A 3D morphogenetic blueprint for metastatic outgrowth in breast cancer

The tissue-level processes underpinning metastatic outgrowth remain unclear. We combined single-cell RNA sequencing, spatial transcriptomics, and AI-supported 3D imaging in human breast cancer with functional investigations in mice to uncover a 3D morphogenetic process essential for macrometastatic expansion. Macrometastases pervasively activate a metastatic trabecular morphogenesis (MTM) gene-expression program that redeploys developmental branching morphogenesis to build macrometastases as a 3D trabecular lattice of epithelial cords. MTMHIGH cells pre-exist in primary tumors destined to metastasize, whereas MTMLOW primaries are non-metastatic and display a compact, expansile growth architecture.
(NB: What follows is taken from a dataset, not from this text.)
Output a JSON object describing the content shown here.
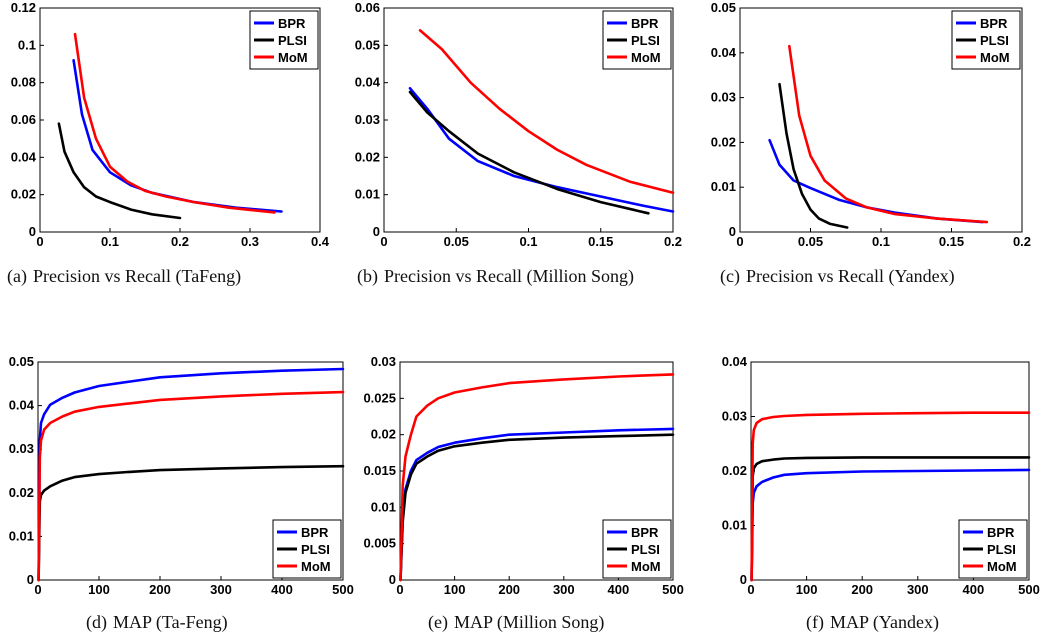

Chromatin immunoprecipitation sequencing (ChIP-seq) on metastatic organoids identifies ETV1/4/5 as master regulators of MTM and branching cancer morphogenesis, required for metastatic outgrowth but dispensable for primary tumor take, bulk growth, and initial metastatic dissemination. Spatial and functional analyses reveal stromal fibroblast growth factor (FGF)→fibroblast growth factor receptor (FGFR) signaling as an actionable MTM dependency. Thus, we link metastatic outgrowth to a 3D developmental morphogenetic process, exposing therapeutic vulnerabilities specific to the lethal macrometastatic stage.